GenAI is moving too fast for bolt-on security. The organizations that win will embed protection where it matters most: around the data, throughout the pipeline, and at runtime in the compute itself. Fortanix’s 2025 report, as summarized by Solutions Review, is a timely reminder that we can’t “wait and see.” Encrypt in use, verify everything, monitor continuously, and pressure-test your AI stack like your business depends on it—because it does.

Frequently Asked Questions

Q1) What is “encryption-in-use,” and why does GenAI need it?
Encryption-in-use protects data while it’s being processed—inside memory and CPU—using confidential computing (TEEs). GenAI pipelines often handle highly sensitive prompts, embeddings, and training data. Without encryption-in-use, that data can be exposed to insiders, malware, or compromised infrastructure during training or inference.

Q2) Won’t confidential computing slow down model training and inference?
There can be overhead, depending on hardware, workload, and implementation. For many inference use cases, overhead is manageable, and performance-optimized TEEs keep improving. For training, you can segment: keep highly sensitive stages/data in TEEs and use standard compute for low-risk tasks. Always benchmark your workload before broad rollout.

Q3) How does zero trust apply to LLMs and RAG systems?
Treat every hop as untrusted: authenticate and authorize each service, dataset, and call. Enforce least privilege at the vector store, model registry, and inference API. Validate inputs (prompts and retrieved context) and outputs (content filtering, watermark checks) at runtime. Segment environments so compromise in one stage doesn’t spread.

Q4) Can zero trust stop prompt injection?
Not entirely, but it helps contain damage. Combine zero trust with robust input validation, retrieval whitelisting, content filters, and response policies. Test against common prompt-injection patterns during red teaming and restrict the model’s available tools/connectors to minimize impact if a prompt bypasses guardrails.

Q5) Are synthetic or anonymized datasets a silver bullet for privacy?
No. Synthetic or anonymized data can reduce exposure but may still leak patterns or enable reidentification, especially when combined with other data. Apply privacy risk assessments, limit linkage, and still protect data-in-use during processing.
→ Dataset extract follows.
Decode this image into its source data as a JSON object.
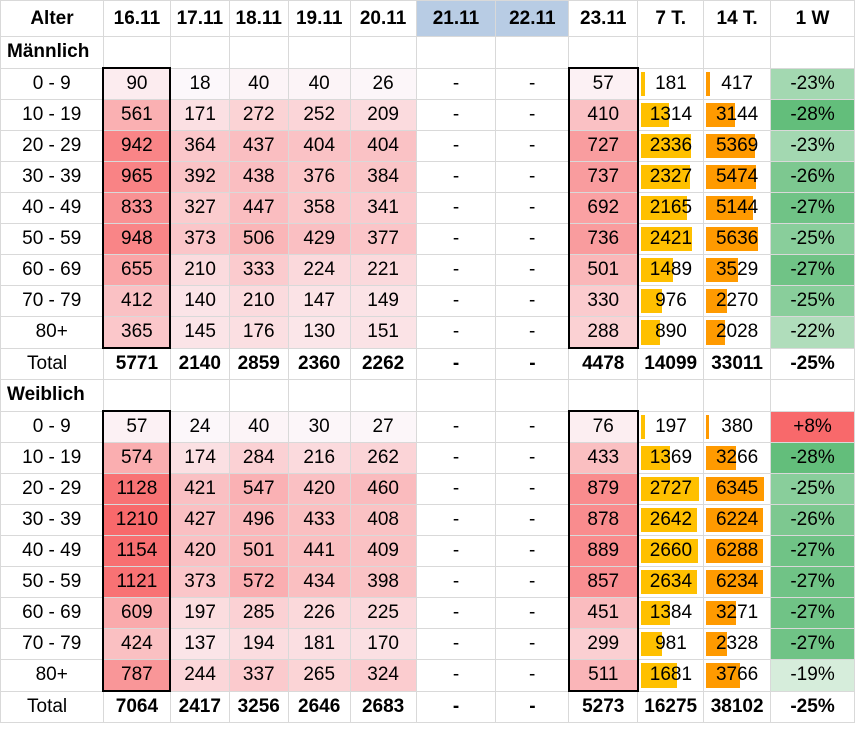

Q6) How should we secure a third-party GenAI copilot?
Require no-train/no-retain options, BYOK/BYOKMS support, tenant/model isolation, regional data processing, and export controls. Verify audit logs (with redaction), define allowed connectors, and restrict egress. Conduct a DPIA if personal data is involved and test for data leakage with red teaming.

Q7) What does “XDR for GenAI” actually mean?
It means your detection stack must see signals from AI-specific components—vector DBs, model registries, inference APIs—and correlate them with identity, endpoint, and network telemetry. You’re looking for anomalies in AI data access and behavior (e.g., unusual embedding queries, atypical prompt patterns, or rapid data pulls).

Q8) How often should we red-team our AI systems?
Embed AI red teaming into your release cadence—at minimum before major launches or model/retrieval changes, plus periodic (quarterly) exercises. Focus on prompt injection, data exfiltration, poisoning, and output safety—then track and close findings quickly.

Q9) Does GDPR apply differently to AI?
GDPR applies to personal data processing regardless of whether AI is used. GenAI complicates compliance due to scale, cross-border processing, and explainability. Ensure lawful basis, purpose limitation, data minimization, subject rights fulfillment, and documented controls—backed by technical guarantees like encryption-in-use and strong key custody.

Clear takeaway

AI’s upside is undeniable, but so is the risk of doing it wrong. The fastest path to safe, scalable GenAI is to protect data throughout its lifecycle—especially in use—while enforcing zero-trust principles and tuning detection for AI realities. Use the next 90 days to inventory your AI assets, encrypt sensitive workloads in TEEs, lock down access, and pressure-test your pipeline. You’ll ship faster, sleep better, and build AI your customers can trust.